Dorato claims that dispositions are relational properties for the following reasons: Solubility needs interaction with a liquid to manifest itself, and odorousness needs interaction with nostrils to manifest itself. However, this strikes me as a confusion. A property may stand in some relation to an object or substance, but that doesn't make the property itself a relation. A thing can have a disposition and not exhibit its manifestation. That is to say, the dispositional property fails to stand in the requite relation to the triggering substance or object. If the disposition can exist without the relation, the disposition cannot be a relation. If dispositions aren't relations, Dorato's reasoning fails.

The other reason Dorato gives for thinking quantum states are dispositions is also problematic. He equates dispositions with non-definite properties and claims that the passage from disposition to manifestation is the same thing as the passage from indefiniteness to definiteness. However, it's not clear why dispositional should be equated with indefinite -- properties that are objectively without a precise, possessed value. It seems that a copper wire can have a precise degree of conductivity, and a trigger on a gun requires a precise amount of pressure before it will fire, etc.

If quantum states were dispositions, and Mumford's functional characterization of dispositions is as correct as Dorato claims it is, quantum states would be dispositions to produce certain manifestations in certain circumstances -- such as a disposition to produce a reading of "spin up" if the polarizing filter is at 33 degrees, and "spin down" if at 66 degrees. But those functional characterizations sound like mysterious instructions appropriate for a hidden-variables interpretation of quantum mechanics, rather than something neutral between the various interpretations, as Dorato claims.

There's also something puzzling about Anouk Barberousse's example of specific heat as a disposition in "Are Specific Heats Dispositions?" Specific heat is defined as the quantity of heat a sample must absorb in order to increase its temperature by 1 degree. Barberousse defends the idea that this is a disposition by citing an associated conditional (roughly):

If the temperature of the sample was raised by 1 degree, it would absorb x amount of heat.

This is said to be typical of a disposition expressing statement, that is, a statement about how a thing is disposed to respond to a stimulus. In this vein, a generic disposition expressing statement would say something like: "If the stimulus were to occur, the manifestation would occur." So, in the case of specific heat, the stimulus must be the temperature of the sample rising 1 degree, and the manifestation must be the sample absorbing x amount of heat. This seems odd. Does the rising temperature of the sample trigger it to absorb heat? This suggests that the sample's temperature rises prior to its absorbing heat, which seems odd. If there's a disposition expressing statement associated with specific heats, Barberousse has not clearly identified it.

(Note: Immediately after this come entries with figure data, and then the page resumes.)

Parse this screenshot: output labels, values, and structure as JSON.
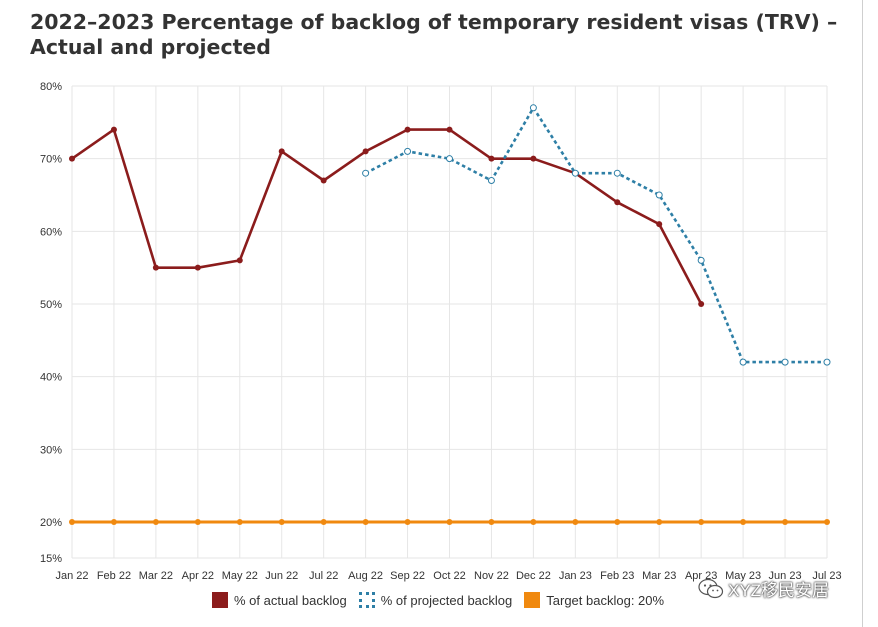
{
  "chart_data": {
    "type": "line",
    "title": "2022–2023 Percentage of backlog of temporary resident visas (TRV) – Actual and projected",
    "categories": [
      "Jan 22",
      "Feb 22",
      "Mar 22",
      "Apr 22",
      "May 22",
      "Jun 22",
      "Jul 22",
      "Aug 22",
      "Sep 22",
      "Oct 22",
      "Nov 22",
      "Dec 22",
      "Jan 23",
      "Feb 23",
      "Mar 23",
      "Apr 23",
      "May 23",
      "Jun 23",
      "Jul 23"
    ],
    "y_ticks": [
      15,
      20,
      30,
      40,
      50,
      60,
      70,
      80
    ],
    "y_tick_labels": [
      "15%",
      "20%",
      "30%",
      "40%",
      "50%",
      "60%",
      "70%",
      "80%"
    ],
    "ylim": [
      15,
      80
    ],
    "grid": true,
    "legend_position": "bottom",
    "series": [
      {
        "name": "% of actual backlog",
        "color": "#8b1c1c",
        "style": "solid",
        "values": [
          70,
          74,
          55,
          55,
          56,
          71,
          67,
          71,
          74,
          74,
          70,
          70,
          68,
          64,
          61,
          50,
          null,
          null,
          null
        ]
      },
      {
        "name": "% of projected backlog",
        "color": "#2e7fa6",
        "style": "dotted",
        "values": [
          null,
          null,
          null,
          null,
          null,
          null,
          null,
          68,
          71,
          70,
          67,
          77,
          68,
          68,
          65,
          56,
          42,
          42,
          42
        ]
      },
      {
        "name": "Target backlog: 20%",
        "color": "#f0890f",
        "style": "solid",
        "values": [
          20,
          20,
          20,
          20,
          20,
          20,
          20,
          20,
          20,
          20,
          20,
          20,
          20,
          20,
          20,
          20,
          20,
          20,
          20
        ]
      }
    ]
  },
  "watermark": {
    "text": "XYZ移民安居",
    "icon": "wechat-icon"
  }
}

I regret that I only have space to briefly mention the other valuable contributions to this collection. Stephen Mumford's "Filled in Space" attempts to allay Humean suspicions about dispositions which are not grounded in non-dispositional properties. Claudine Tiercelin's "Dispositions and Essences" consider the case for dispositional or scientific essentialism, according to which a thing's powers are essential to it. Cyrille Michon's "Opium's Virtus Dormitiva" defends the idea that a disposition can causally explain its manifestation. Bruno Gnassounou's "Conditional Possibility" raises further difficulties for reducing disposition claims to conditional statements. Ludger Jansen's "On Ascribing Dispositions" argues that while dispositions can be attributed to classes, general properties and property instances, their attribution to particulars is most fundamental. And in "An Extended Semantic Field of Dispositions and the Grounding Role of Causal Powers," Rom Harré further supports the essentiality of dispositional concepts by arguing that the aim of physics it to explain observed regularities by postulating unobservable powers.



[1] "Natural Kinds" in Ontological Relativity and Other Essays (New York: Columbia University Press, 1969, pp. 114-138).